The dollar fell from two-year highs against a basket of currencies on Friday (24.5.2019) after orders for US-made capital goods fell, adding to evidence of a slowdown in manufacturing activity and the broader economy, partly due to the impact of the trade war with China.
* The weaker-than-expected data, a measure of business spending plans, sent the dollar lower and deepened a slide that began on Thursday after a report showed manufacturing activity hit its lowest level in nearly a decade in May.
* Taken together, the reports suggest a sharp U.S. economic slowdown is underway, which could undermine the dollar's safe-haven status.
* The dollar fell 0,27% to 97,587 units and was 0,8% from the two-year high reached in the previous session of 98,371.
* "The IMF suggests that U.S. import tariffs are mostly paid by U.S. companies, squeezing their profit margins," wrote Hans Redeker, global head of FX strategy at Morgan Stanley.
* "It would therefore not be surprising to see capital spending plans slashed, which would translate into more moderate labour market conditions," he added.

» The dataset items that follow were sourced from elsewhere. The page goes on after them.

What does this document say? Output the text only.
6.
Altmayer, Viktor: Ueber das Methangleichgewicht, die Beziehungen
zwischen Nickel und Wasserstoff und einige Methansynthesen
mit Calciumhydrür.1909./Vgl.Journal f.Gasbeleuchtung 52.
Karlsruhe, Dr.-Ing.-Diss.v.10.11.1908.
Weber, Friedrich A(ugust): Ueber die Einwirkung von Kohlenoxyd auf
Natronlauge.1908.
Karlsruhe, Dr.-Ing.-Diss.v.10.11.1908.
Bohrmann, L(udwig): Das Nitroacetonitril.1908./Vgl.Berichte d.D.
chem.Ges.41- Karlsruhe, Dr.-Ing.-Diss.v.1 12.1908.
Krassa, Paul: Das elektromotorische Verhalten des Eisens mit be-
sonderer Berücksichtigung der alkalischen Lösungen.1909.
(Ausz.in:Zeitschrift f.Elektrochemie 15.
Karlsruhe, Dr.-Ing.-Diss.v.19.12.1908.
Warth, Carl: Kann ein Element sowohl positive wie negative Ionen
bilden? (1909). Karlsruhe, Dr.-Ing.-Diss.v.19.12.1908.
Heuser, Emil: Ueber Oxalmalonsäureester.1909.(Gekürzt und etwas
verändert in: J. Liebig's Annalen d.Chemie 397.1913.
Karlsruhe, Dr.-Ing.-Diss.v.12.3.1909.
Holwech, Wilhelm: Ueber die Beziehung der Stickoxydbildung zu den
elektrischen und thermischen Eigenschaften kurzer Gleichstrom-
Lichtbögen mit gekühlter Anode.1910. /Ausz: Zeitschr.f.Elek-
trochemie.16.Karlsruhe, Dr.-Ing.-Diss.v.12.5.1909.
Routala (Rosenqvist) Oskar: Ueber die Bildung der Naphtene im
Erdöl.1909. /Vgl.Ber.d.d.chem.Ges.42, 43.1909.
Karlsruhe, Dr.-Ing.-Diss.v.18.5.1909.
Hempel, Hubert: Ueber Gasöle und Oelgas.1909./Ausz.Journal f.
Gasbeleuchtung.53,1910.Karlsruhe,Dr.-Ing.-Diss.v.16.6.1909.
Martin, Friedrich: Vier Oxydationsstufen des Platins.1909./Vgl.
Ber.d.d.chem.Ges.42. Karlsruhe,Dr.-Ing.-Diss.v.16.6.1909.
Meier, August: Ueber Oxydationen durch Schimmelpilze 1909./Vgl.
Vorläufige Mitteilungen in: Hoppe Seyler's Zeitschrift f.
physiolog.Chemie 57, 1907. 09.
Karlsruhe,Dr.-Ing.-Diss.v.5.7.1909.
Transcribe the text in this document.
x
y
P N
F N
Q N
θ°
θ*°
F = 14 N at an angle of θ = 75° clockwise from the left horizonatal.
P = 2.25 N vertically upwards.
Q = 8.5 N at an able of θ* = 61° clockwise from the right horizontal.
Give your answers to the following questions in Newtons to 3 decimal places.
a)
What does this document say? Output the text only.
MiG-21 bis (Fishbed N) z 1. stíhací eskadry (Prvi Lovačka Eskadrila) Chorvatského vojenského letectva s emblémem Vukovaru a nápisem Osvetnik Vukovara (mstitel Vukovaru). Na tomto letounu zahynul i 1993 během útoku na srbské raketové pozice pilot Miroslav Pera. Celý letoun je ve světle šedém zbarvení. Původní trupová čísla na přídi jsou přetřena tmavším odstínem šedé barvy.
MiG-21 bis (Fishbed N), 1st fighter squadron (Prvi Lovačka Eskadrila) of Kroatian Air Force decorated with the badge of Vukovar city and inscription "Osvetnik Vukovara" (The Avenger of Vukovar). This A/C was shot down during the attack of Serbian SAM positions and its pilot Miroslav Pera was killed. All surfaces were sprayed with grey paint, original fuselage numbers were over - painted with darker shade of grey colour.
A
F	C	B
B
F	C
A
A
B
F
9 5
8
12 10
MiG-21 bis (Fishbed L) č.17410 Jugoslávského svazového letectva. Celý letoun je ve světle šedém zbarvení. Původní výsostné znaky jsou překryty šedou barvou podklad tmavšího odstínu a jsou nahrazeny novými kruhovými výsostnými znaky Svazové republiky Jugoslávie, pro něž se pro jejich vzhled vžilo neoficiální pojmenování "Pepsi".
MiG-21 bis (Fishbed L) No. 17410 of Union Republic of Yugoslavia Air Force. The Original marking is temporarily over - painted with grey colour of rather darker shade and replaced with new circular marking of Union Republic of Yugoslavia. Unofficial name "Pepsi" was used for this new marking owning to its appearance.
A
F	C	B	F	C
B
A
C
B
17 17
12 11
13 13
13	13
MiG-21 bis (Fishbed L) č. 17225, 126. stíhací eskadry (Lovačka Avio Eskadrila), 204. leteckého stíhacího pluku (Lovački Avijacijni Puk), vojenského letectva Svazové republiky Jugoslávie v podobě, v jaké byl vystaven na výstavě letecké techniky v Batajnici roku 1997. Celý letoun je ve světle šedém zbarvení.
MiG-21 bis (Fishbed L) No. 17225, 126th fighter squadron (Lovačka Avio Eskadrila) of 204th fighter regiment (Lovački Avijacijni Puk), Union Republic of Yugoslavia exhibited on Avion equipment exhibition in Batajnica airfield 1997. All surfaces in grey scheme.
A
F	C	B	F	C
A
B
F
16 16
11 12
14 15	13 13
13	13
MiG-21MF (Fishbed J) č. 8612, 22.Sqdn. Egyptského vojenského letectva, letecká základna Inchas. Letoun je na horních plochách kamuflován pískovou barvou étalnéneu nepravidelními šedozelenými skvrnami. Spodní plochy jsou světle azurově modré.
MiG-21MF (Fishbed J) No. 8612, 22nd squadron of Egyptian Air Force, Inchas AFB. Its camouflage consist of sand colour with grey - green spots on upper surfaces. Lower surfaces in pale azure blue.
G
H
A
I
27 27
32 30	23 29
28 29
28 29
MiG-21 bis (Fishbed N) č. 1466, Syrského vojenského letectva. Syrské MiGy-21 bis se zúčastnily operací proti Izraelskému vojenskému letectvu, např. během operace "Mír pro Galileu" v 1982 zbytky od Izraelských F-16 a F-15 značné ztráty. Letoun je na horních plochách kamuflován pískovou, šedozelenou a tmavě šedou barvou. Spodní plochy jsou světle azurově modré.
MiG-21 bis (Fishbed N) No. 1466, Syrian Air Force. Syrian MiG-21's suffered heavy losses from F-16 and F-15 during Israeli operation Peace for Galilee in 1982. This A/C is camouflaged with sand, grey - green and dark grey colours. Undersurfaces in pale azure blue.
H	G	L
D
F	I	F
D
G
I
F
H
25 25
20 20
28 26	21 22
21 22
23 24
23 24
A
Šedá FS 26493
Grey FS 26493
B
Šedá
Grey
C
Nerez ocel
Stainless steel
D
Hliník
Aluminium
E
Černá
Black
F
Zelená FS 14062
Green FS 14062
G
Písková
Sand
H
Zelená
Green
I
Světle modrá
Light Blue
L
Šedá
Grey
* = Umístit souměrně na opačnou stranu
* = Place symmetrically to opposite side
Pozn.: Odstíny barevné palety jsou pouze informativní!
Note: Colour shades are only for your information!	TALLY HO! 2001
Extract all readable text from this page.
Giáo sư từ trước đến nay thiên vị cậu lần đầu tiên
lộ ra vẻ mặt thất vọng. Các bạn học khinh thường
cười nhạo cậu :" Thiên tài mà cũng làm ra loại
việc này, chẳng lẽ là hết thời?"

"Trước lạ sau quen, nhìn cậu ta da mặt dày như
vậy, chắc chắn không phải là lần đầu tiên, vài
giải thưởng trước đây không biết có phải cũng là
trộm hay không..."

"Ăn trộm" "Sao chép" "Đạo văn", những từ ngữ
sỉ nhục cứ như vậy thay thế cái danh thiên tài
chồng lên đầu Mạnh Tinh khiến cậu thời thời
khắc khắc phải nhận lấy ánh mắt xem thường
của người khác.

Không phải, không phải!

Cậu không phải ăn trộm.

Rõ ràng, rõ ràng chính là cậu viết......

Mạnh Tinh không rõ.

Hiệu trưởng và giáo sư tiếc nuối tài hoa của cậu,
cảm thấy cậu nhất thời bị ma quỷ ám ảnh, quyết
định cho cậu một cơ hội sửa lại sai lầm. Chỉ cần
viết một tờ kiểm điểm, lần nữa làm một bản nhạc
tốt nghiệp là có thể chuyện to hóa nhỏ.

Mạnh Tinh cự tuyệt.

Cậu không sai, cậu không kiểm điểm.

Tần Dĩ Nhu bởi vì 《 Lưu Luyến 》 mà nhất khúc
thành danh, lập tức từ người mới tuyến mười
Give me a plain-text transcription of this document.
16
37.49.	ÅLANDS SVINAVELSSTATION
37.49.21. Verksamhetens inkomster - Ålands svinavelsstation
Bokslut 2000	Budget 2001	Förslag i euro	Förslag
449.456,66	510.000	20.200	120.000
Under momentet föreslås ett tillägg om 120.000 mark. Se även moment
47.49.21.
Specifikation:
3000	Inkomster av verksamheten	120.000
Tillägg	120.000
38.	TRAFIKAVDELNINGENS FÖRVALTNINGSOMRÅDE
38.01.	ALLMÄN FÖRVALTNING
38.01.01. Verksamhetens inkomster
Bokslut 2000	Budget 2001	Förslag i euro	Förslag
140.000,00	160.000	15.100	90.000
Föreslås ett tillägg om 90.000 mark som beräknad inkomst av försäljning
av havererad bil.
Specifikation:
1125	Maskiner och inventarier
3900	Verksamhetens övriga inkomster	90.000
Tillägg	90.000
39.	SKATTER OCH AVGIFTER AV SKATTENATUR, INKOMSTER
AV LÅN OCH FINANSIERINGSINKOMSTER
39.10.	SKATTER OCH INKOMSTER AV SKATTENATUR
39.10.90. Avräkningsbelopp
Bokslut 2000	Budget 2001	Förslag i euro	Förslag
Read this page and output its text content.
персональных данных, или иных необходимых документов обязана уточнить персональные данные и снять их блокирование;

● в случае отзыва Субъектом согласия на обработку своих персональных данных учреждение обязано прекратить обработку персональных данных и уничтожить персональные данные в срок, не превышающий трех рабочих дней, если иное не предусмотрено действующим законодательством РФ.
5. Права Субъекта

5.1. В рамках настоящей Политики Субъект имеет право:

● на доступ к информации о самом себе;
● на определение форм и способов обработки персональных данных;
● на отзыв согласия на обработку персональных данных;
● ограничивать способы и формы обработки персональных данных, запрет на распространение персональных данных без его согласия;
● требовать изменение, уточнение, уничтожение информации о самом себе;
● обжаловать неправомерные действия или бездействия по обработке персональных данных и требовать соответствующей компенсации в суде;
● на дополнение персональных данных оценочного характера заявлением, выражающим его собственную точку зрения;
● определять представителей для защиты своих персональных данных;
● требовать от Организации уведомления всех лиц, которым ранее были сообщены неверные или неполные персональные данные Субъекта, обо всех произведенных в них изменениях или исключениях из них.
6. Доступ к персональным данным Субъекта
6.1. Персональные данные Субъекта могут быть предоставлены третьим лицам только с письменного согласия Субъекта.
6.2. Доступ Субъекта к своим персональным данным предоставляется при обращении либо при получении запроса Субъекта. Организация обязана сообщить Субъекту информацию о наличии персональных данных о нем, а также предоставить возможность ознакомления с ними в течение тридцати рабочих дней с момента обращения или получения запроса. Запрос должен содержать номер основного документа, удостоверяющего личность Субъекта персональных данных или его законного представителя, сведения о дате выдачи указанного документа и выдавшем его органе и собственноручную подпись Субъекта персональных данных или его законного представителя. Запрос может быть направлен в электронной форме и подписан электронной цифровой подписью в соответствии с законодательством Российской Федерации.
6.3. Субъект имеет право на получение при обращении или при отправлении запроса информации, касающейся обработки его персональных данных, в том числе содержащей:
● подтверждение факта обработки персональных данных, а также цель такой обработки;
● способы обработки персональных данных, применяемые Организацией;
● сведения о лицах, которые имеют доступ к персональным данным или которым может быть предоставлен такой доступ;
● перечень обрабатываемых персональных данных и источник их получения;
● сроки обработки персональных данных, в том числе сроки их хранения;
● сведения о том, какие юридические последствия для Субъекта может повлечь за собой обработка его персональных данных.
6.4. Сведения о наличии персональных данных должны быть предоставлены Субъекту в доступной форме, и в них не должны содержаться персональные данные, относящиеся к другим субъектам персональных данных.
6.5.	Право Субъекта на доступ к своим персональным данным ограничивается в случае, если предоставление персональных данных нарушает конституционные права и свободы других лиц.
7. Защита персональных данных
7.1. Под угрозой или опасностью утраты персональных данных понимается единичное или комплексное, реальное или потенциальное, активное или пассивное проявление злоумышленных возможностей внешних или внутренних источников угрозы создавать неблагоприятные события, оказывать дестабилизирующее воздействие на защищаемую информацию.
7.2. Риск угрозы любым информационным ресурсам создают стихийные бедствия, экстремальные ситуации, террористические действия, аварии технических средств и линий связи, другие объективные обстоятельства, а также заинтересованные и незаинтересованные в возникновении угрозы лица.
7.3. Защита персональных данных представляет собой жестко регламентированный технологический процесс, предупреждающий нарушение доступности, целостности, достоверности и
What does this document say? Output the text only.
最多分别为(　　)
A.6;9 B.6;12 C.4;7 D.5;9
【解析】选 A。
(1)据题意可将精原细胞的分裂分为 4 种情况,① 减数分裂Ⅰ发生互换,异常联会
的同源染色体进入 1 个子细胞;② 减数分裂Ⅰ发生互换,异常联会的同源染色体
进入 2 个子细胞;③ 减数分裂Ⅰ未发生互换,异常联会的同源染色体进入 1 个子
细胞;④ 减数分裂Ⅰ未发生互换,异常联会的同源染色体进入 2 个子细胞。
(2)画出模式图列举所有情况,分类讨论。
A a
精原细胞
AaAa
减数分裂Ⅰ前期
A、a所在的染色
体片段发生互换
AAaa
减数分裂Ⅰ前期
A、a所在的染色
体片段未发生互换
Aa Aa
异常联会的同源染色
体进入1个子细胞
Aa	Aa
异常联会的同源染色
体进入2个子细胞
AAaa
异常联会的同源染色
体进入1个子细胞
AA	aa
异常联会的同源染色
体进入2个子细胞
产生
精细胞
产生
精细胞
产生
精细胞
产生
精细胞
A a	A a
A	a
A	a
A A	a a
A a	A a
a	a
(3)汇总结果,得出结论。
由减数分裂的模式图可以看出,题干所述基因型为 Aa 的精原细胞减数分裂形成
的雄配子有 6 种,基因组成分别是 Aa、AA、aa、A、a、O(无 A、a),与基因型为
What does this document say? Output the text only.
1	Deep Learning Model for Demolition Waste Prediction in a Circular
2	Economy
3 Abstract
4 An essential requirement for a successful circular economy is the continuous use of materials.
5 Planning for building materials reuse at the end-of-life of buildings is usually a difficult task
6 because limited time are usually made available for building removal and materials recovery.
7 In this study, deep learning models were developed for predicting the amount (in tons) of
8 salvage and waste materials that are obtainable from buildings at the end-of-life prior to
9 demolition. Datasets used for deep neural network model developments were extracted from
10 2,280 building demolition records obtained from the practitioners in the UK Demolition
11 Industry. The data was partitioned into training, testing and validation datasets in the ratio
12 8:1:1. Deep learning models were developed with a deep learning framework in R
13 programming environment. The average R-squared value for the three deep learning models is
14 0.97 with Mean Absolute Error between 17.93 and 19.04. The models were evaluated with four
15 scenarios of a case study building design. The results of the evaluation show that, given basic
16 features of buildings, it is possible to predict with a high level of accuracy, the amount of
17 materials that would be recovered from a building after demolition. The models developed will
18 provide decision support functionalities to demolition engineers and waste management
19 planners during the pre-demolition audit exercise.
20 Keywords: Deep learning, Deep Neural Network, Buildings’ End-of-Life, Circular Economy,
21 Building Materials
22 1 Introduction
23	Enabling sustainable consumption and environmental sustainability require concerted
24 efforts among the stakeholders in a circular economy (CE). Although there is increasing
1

* China on Friday criticised U.S. Secretary of State Mike Pompeo for fabricating rumours after he said the chief executive of China's Huawei Technologies Co Ltd [HWT.UL] has lied about his company's relationship with the Beijing government.[nL5N2301R7]
* Escalating trade tensions and weak economic data have fueled expectations of a Federal Reserve interest rate cut. Money markets are broadly expecting a reduction in borrowing costs in October, which would be followed by another cut in January 2020.
* The euro rose 0,24 percent to $1,121, benefiting from a weaker dollar and the Dutch part of EU parliamentary elections. An exit poll showed European Commissioner Frans Timmermans' Labour Party scored a surprise victory over a eurosceptic rival who was leading in the polls.